Pertempuran baru pecah hanya sehari setelah perundingan di Washington untuk menghentikan pertikaian antara Azerbaijan dan Armenia di Nagorno-Karabakh.
Menurut Kementerian Pertahanan Azerbaijan, pertempuran di dalam dan sekitar Nagorno-Karabakh, wilayah Azerbaijan yang dihuni dan dikontrol etnik Armenia.
Pejabat lokal menuduh pasukan Azerbaijan menyerang gedung-gedung di Stepanakert, kota terbesar di wilayah itu. Namun tuduhan itu dibantah pemerintah Baku.
Menteri Luar Negeri Amerika Serikat Mike Pompeo telah bertemu secara terpisah dengan Menlu Azerbaijan dan Armenia pada Jumat, 23 Oktober 2020 dalam upaya baru untuk mengakhiri hampir sebulan pertumpahan darah.
Sementara itu, Presiden Rusia Vladimir Putin menduga konflik itu telah menewaskan 5.000 orang.
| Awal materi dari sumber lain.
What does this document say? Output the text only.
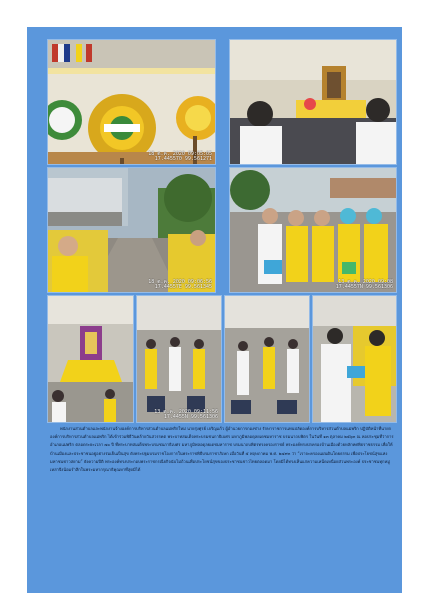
18 ต.ค. 2020 09:05:05
17.445570 99.561271
18 ต.ค. 2020 09:06:56
17.44557E 99.561345
13 ต.ค. 2020 09:08
17.44557N 99.561306
13 ต.ค. 2020 09:11:56
17.4455N 99.561306
พนักงานส่วนตำบลและพนักงานจ้างองค์การบริหารส่วนตำบลแม่พริกใหม่ นายรุ่งศุรย์ เจริญแก้ว ผู้อำนวยการกองช่าง รักษาราชการแทนปลัดองค์การบริหารส่วนตำบลแม่พริก ปฏิบัติหน้าที่นายกองค์การบริหารส่วนตำบลแม่พริก ได้เข้าร่วมพิธีวันคล้ายวันสวรรคต พระบาทสมเด็จพระบรมชนกาธิเบศร มหาภูมิพลอดุลยเดชมหาราช บรมนาถบพิตร ในวันที่ ๑๓ ตุลาคม ๒๕๖๓ ณ หอประชุมที่ว่าการอำเภอแม่พริก ตลอดระยะเวลา ๗๐ ปี ที่พระบาทสมเด็จพระบรมชนกาธิเบศร มหาภูมิพลอดุลยเดชมหาราช บรมนาถบพิตรทรงครองราชย์ พระองค์ทรงปกครองบ้านเมืองด้วยหลักทศพิธราชธรรม เพื่อให้บ้านเมืองและประชาชนอยู่อย่างร่มเย็นเป็นสุข ดังพระปฐมบรมราชโองการในพระราชพิธีบรมราชาภิเษก เมื่อวันที่ ๕ พฤษภาคม พ.ศ. ๒๔๙๓ ว่า “เราจะครองแผ่นดินโดยธรรม เพื่อประโยชน์สุขแห่งมหาชนชาวสยาม” ยังความปีติ พระองค์ทรงประกอบพระราชกรณียกิจนับไม่ถ้วนเพื่อประโยชน์สุขของประชาชนชาวไทยตลอดมา โดยมิได้ทรงเห็นแก่ความเหน็ดเหนื่อยส่วนพระองค์ ประชาชนทุกหมู่เหล่าจึงน้อมรำลึกในพระมหากรุณาธิคุณหาที่สุดมิได้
Pelanggaran terhadap dua gencatan senjata yang ditengahi Rusia telah mengurangi kemungkinan berakhirnya pertempuran yang terjadi sejak pada 27 September 2020 di Nagorno-Karabakh.
Sementara itu, peran Turki, sekutu utama Azerbaijan, juga menimbulkan masalah lain karena orang-orang Armenia membenci negara Turki modern karena penolakannya untuk mengakui pembantaian orang-orang Armenia pada era Kekaisaran Ottoman sebagai genosida.
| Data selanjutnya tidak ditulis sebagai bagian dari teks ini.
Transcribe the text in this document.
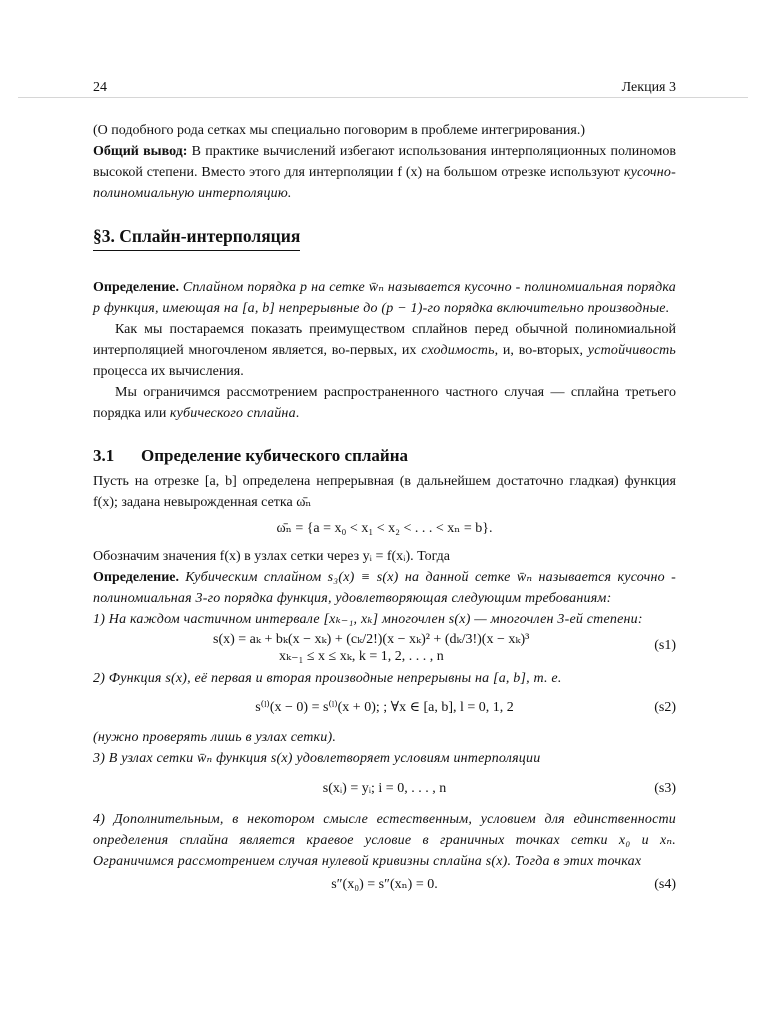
24	Лекция 3

(О подобного рода сетках мы специально поговорим в проблеме интегрирования.)

Общий вывод: В практике вычислений избегают использования интерполяционных полиномов высокой степени. Вместо этого для интерполяции f (x) на большом отрезке используют кусочно-полиномиальную интерполяцию.

§3. Сплайн-интерполяция

Определение. Сплайном порядка p на сетке w̄ₙ называется кусочно - полиномиальная порядка p функция, имеющая на [a, b] непрерывные до (p − 1)-го порядка включительно производные.

Как мы постараемся показать преимуществом сплайнов перед обычной полиномиальной интерполяцией многочленом является, во-первых, их сходимость, и, во-вторых, устойчивость процесса их вычисления.

Мы ограничимся рассмотрением распространенного частного случая — сплайна третьего порядка или кубического сплайна.

3.1 Определение кубического сплайна

Пусть на отрезке [a, b] определена непрерывная (в дальнейшем достаточно гладкая) функция f(x); задана невырожденная сетка ω̄ₙ

ω̄ₙ = {a = x₀ < x₁ < x₂ < . . . < xₙ = b}.

Обозначим значения f(x) в узлах сетки через yᵢ = f(xᵢ). Тогда

Определение. Кубическим сплайном s₃(x) ≡ s(x) на данной сетке w̄ₙ называется кусочно - полиномиальная 3-го порядка функция, удовлетворяющая следующим требованиям:

1) На каждом частичном интервале [xₖ₋₁, xₖ] многочлен s(x) — многочлен 3-ей степени:

s(x) = aₖ + bₖ(x − xₖ) + (cₖ/2!)(x − xₖ)² + (dₖ/3!)(x − xₖ)³
xₖ₋₁ ≤ x ≤ xₖ, k = 1, 2, . . . , n
(s1)

2) Функция s(x), её первая и вторая производные непрерывны на [a, b], т. е.

s⁽ˡ⁾(x − 0) = s⁽ˡ⁾(x + 0); ; ∀x ∈ [a, b], l = 0, 1, 2	(s2)

(нужно проверять лишь в узлах сетки).

3) В узлах сетки w̄ₙ функция s(x) удовлетворяет условиям интерполяции

s(xᵢ) = yᵢ; i = 0, . . . , n	(s3)

4) Дополнительным, в некотором смысле естественным, условием для единственности определения сплайна является краевое условие в граничных точках сетки x₀ и xₙ. Ограничимся рассмотрением случая нулевой кривизны сплайна s(x). Тогда в этих точках

s″(x₀) = s″(xₙ) = 0.	(s4)
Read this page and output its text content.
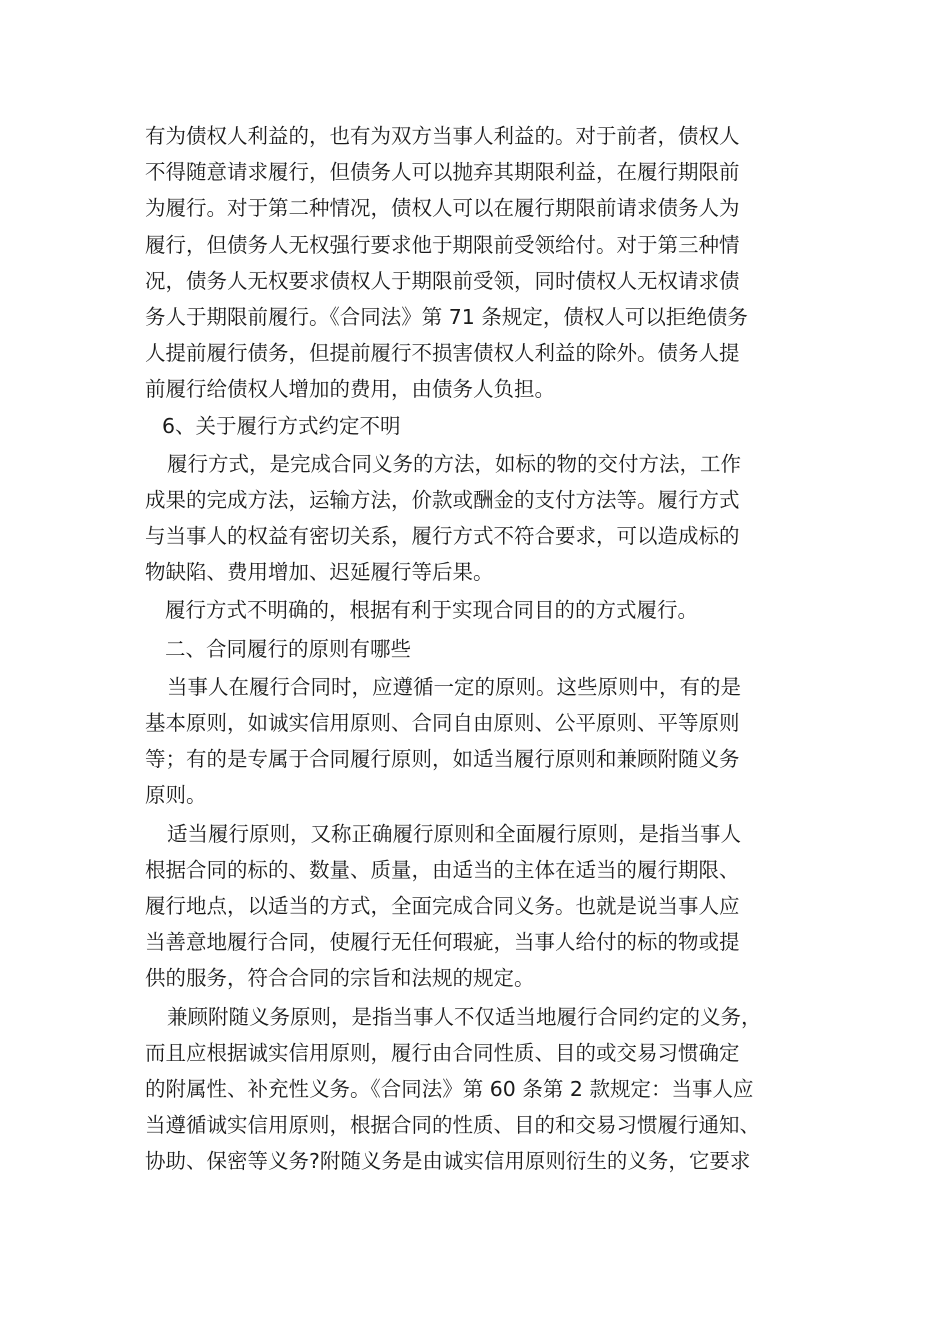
有为债权人利益的，也有为双方当事人利益的。对于前者，债权人
不得随意请求履行，但债务人可以抛弃其期限利益，在履行期限前
为履行。对于第二种情况，债权人可以在履行期限前请求债务人为
履行，但债务人无权强行要求他于期限前受领给付。对于第三种情
况，债务人无权要求债权人于期限前受领，同时债权人无权请求债
务人于期限前履行。《合同法》第 71 条规定，债权人可以拒绝债务
人提前履行债务，但提前履行不损害债权人利益的除外。债务人提
前履行给债权人增加的费用，由债务人负担。
6、关于履行方式约定不明
履行方式，是完成合同义务的方法，如标的物的交付方法，工作
成果的完成方法，运输方法，价款或酬金的支付方法等。履行方式
与当事人的权益有密切关系，履行方式不符合要求，可以造成标的
物缺陷、费用增加、迟延履行等后果。
履行方式不明确的，根据有利于实现合同目的的方式履行。
二、合同履行的原则有哪些
当事人在履行合同时，应遵循一定的原则。这些原则中，有的是
基本原则，如诚实信用原则、合同自由原则、公平原则、平等原则
等；有的是专属于合同履行原则，如适当履行原则和兼顾附随义务
原则。
适当履行原则，又称正确履行原则和全面履行原则，是指当事人
根据合同的标的、数量、质量，由适当的主体在适当的履行期限、
履行地点，以适当的方式，全面完成合同义务。也就是说当事人应
当善意地履行合同，使履行无任何瑕疵，当事人给付的标的物或提
供的服务，符合合同的宗旨和法规的规定。
兼顾附随义务原则，是指当事人不仅适当地履行合同约定的义务，
而且应根据诚实信用原则，履行由合同性质、目的或交易习惯确定
的附属性、补充性义务。《合同法》第 60 条第 2 款规定：当事人应
当遵循诚实信用原则，根据合同的性质、目的和交易习惯履行通知、
协助、保密等义务?附随义务是由诚实信用原则衍生的义务，它要求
Sementara itu, Presiden Republik Islam Iran Hassan Rouhani memperingatkan bahwa pertempuran dua negara tetangganya, Azerbaijan dan Armenia, bisa meningkat menjadi perang regional yang lebih luas.
Rouhani pada hari Rabu (7/10/2020) mengungkapkan bahwa dia berharap untuk dapat "memulihkan stabilitas" di kawasan setelah beberapa hari perang hebat antara Azerbaijan dan Armenia di Nagorno-Karabakh.
"Kita harus penuh perhatian (agar) perang antara Armenia dan Azerbaijan tidak menjadi perang regional. Perdamaian adalah dasar dari kerja kami dan kami berharap dapat memulihkan stabilitas kawasan dengan cara damai," kata Presiden Rouhani, Rabu (7/10/2020).
Presiden Rouhani juga menyinggung adanya mortir dan roket yang mendarat di desa-desa di Iran, tepat di seberang perbatasan utara dengan Armenia dan Azerbaijan. Dia menegaskan, peluru dan rudal yang secara tidak sengaja mendarat di tanah Iran "sama sekali tidak dapat diterima".